When you are at your wits end caring for someone and you tell your family what you need, it is absolutely destroying to have the family keep insisting they know better than you and that all you really need is X, Y or Z. That they know best what the person they only visit needs.

When a full time carer in this situation tells you what they need it is because they know best what they need. Families rarely try to overrule in this way with with bad intent but it happens very often because those not providing the 24*7 part of the care just don't see the reality of it, or grasp what its like caring for someone who is disappearing before your eyes. Plus instinctively families don't want to see that level of change and will be in denial and convinced that just X or just Y will be enough. There is a point at which professional help can actually improve the quality of life and progress of someone with failing health or faculties more than well meaning but exhausted family carers.

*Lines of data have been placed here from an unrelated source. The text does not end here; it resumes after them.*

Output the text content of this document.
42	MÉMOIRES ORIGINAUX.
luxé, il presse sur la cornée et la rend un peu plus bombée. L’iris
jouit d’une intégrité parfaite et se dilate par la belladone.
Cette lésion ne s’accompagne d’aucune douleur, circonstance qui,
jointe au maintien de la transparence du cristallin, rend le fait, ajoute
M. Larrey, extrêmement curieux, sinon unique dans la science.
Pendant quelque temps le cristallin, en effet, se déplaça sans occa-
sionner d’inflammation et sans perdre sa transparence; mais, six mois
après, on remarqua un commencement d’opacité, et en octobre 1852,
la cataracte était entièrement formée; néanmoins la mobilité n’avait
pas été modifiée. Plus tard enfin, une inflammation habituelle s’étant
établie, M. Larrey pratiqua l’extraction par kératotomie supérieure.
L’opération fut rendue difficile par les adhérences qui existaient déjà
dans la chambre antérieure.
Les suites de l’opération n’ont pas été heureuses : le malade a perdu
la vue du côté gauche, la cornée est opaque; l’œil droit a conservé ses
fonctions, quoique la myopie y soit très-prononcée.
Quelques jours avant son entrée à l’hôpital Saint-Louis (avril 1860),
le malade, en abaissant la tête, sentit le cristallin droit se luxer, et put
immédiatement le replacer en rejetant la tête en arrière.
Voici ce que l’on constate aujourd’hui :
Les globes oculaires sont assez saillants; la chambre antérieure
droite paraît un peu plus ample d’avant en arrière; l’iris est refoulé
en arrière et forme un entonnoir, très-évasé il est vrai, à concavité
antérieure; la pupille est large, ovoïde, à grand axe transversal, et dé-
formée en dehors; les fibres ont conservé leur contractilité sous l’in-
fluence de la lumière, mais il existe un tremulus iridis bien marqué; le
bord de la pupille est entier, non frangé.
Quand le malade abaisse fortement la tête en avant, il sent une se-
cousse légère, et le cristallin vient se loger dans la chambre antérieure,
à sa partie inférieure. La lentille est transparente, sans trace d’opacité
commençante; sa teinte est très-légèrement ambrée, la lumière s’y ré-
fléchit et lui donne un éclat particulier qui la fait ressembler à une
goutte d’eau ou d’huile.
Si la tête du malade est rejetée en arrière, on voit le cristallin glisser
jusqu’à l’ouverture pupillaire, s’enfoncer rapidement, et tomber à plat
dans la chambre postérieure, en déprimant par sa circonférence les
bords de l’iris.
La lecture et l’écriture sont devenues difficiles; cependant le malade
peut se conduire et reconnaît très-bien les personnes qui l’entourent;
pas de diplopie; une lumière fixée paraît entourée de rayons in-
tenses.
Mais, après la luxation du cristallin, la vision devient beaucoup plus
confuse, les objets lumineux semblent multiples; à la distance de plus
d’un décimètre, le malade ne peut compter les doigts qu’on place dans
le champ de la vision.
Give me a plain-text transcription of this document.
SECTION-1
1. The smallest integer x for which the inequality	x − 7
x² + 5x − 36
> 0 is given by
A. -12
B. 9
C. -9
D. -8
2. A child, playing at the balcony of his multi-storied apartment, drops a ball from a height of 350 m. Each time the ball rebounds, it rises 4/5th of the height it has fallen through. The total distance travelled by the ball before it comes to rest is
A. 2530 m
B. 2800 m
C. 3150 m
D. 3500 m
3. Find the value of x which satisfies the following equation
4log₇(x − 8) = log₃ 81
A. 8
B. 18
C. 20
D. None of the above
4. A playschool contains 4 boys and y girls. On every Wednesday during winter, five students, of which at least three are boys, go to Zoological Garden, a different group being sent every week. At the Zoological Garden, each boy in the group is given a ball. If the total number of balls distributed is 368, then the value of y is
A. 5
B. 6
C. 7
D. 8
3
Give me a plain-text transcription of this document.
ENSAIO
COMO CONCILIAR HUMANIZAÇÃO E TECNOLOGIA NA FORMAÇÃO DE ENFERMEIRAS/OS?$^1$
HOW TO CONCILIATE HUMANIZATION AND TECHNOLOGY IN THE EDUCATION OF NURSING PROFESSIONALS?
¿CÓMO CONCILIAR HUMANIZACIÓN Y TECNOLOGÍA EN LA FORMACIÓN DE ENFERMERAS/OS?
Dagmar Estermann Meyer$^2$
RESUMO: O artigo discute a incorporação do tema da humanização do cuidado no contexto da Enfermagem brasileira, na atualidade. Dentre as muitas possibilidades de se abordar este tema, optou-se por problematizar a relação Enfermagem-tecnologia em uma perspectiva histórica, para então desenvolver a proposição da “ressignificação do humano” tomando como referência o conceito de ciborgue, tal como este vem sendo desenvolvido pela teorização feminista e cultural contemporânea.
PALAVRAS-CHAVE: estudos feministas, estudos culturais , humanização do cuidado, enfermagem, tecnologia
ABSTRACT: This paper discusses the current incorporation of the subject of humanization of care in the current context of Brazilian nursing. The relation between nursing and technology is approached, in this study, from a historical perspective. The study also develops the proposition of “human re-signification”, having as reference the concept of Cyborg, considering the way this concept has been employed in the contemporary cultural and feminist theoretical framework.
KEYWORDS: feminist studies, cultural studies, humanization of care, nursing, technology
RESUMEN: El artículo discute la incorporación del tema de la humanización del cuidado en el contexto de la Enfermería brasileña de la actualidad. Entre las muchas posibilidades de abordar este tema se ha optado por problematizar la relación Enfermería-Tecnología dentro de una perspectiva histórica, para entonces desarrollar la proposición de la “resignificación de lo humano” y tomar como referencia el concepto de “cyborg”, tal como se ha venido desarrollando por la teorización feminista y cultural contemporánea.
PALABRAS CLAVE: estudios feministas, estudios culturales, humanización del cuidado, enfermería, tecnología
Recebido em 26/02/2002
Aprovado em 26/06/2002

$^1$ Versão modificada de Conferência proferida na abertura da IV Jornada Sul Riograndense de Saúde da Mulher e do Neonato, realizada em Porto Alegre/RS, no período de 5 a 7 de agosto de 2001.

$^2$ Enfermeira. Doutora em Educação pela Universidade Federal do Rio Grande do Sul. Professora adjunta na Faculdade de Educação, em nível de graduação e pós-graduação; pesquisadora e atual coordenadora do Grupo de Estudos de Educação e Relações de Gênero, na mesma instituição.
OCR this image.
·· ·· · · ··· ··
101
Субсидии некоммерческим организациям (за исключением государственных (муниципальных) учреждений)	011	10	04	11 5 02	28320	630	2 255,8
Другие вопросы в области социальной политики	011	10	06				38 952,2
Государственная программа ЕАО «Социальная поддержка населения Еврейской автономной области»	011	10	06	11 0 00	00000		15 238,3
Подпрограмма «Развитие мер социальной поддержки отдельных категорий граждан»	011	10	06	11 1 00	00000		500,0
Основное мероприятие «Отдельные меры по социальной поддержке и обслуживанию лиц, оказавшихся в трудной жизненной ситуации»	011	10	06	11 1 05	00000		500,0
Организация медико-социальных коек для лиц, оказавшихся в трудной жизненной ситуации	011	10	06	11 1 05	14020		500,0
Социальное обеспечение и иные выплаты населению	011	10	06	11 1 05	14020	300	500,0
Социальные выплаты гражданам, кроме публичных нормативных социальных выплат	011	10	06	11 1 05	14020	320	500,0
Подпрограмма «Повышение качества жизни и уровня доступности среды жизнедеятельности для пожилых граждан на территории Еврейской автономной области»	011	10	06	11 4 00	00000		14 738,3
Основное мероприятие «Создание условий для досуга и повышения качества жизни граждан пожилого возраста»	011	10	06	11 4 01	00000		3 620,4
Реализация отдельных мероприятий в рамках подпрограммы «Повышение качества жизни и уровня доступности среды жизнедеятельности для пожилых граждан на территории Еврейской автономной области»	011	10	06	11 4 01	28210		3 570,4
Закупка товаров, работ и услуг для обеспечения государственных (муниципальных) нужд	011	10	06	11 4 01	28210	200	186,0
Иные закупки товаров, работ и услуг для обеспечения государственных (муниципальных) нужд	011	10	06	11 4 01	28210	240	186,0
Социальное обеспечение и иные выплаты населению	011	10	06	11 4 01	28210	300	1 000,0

I totally see that, but I think it's also true that the person in the caring role doesn't necessarily know what they want (understandably). MIL has only recently started to voice her feelings about either a respite break or a permanent move to a home. Prior to that she was clearly finding things difficult but none of the suggestions we made were attractive. She wasn't keen on FIL staying overnight with family because that might be unsettling for him, and she didn't want carers to come in because she didn't like having people in the house. She liked having family come to spend time with them, but for all the reasons given above, that was only possible on some weekends. All the time, things were getting more and more difficult between them. I don't want to give the impression that she's been asking for him to go into a home for ages and we've just been saying no. It's been more like there's no solution that seemed helpful, though it's become gradually more obvious that she's thinking about residential care.

I've got no idea where you live but I saw this in the Guardian yesterday and was v impressed, not least because it's v close to where my MIL with dementia lives, although I don't think she'll be needing somewhere like this for a bit. But when she does, it seems amazing - and gets rid of so many of the worries that have been raised on this thread.

www.theguardian.com/society/2022/dec/30/dementia-village-in-warwick-is-a-pioneer-in-person-centred-care

The people who run it do seem to have other homes as well though.

And yes, people don't always know what they want and it's not always possible if what they really want is their old lives back, somehow. Old age is a one way street and I am not sure I'm going to cope with that well, so I am sympathetic.